When asked to reminisce about about his Cleveland roots, Austin says, “Growing up in Cleveland was rough. I’m from the Kinsman area, you know. There were a lot of gangs back then. Lots of street fights. For some reason, I was a trouble magnet. I was known as a big, tough guy, so everyone wanted to beat the piss out of me.” Austin laughs and adds that, “Even on the streets, guys wanted to win the title. That’s probably why they came after me.”
“I ran into a guy named James Botts,” Austin continues. “He trained me and kept me out of trouble. He had a business outside of town, so he couldn’t be in Cleveland all the time. But he told me to go the Glenville Gym on St. Clair Street. In my first sparring session, I fought a kid who won the Golden Gloves. The other kids in the gym, they tricked me. They told me I was fighting a nobody; they didn’t tell me that he was a Golden Gloves champ. When the bell rang, he hit me first and hurt my jaw. After that, I threw ten punches and put him down. I was a street fighter, so I kept punching him while he was on the floor. Everyone in the gym had to jump in the ring to pull me away.”
It has been 28 years since Austin first entered a boxing gym.
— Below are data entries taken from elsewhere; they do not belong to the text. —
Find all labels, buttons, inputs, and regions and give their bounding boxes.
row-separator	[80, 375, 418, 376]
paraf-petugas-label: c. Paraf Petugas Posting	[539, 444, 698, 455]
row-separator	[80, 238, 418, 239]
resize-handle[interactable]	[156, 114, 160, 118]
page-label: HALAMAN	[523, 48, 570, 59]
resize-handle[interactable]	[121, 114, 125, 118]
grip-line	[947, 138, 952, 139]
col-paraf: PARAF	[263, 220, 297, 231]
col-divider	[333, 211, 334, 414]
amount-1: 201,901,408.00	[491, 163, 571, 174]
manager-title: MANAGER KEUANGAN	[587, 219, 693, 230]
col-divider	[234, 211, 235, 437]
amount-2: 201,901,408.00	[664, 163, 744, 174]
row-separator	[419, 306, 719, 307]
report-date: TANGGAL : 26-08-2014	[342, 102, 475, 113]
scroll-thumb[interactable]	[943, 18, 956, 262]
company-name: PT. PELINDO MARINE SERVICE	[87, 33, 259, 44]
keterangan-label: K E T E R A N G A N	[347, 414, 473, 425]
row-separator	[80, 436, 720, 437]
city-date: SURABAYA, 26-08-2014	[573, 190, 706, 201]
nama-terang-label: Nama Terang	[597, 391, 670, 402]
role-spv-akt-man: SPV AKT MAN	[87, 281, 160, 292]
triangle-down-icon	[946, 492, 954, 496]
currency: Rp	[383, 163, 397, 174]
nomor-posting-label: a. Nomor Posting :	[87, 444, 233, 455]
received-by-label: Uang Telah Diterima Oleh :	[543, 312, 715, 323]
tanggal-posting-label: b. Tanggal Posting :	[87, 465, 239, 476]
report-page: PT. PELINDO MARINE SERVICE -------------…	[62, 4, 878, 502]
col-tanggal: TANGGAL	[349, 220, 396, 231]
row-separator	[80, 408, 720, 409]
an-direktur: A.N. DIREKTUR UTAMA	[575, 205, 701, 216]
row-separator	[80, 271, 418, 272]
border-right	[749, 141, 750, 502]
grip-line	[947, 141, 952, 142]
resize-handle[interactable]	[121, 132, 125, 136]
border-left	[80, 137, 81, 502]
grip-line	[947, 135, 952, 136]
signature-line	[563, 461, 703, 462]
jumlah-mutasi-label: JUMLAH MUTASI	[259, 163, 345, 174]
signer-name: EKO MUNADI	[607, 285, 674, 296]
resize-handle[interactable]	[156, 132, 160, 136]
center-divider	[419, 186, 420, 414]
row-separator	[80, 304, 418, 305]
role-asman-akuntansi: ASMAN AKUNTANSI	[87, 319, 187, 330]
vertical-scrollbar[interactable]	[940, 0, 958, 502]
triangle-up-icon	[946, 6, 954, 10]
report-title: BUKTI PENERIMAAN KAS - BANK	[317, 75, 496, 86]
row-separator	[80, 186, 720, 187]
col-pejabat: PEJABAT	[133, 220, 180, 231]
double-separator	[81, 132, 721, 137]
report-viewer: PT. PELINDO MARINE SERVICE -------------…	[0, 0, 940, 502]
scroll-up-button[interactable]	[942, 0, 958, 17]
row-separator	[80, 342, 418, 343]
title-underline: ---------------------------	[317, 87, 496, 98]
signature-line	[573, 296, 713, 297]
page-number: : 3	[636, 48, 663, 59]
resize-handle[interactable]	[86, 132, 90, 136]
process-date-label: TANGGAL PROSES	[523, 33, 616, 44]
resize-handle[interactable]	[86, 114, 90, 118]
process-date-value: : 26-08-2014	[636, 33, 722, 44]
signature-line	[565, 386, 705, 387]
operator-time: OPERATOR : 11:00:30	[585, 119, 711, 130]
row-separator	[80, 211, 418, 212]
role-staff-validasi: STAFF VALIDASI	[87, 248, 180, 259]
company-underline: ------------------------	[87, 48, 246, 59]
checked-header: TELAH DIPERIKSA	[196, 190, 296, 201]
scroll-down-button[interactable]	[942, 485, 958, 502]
Today, he hopes to fight again for the world championship. Tonight’s bout against Ladson is just a tune-up, but it is probably the first of several such matches for Austin. Afterward, another crossroads bout against a world-rated foe is certain. “They say the heavier you are, the harder you fall. I don’t care what you’ve done or who you are. Let’s fight,” he says.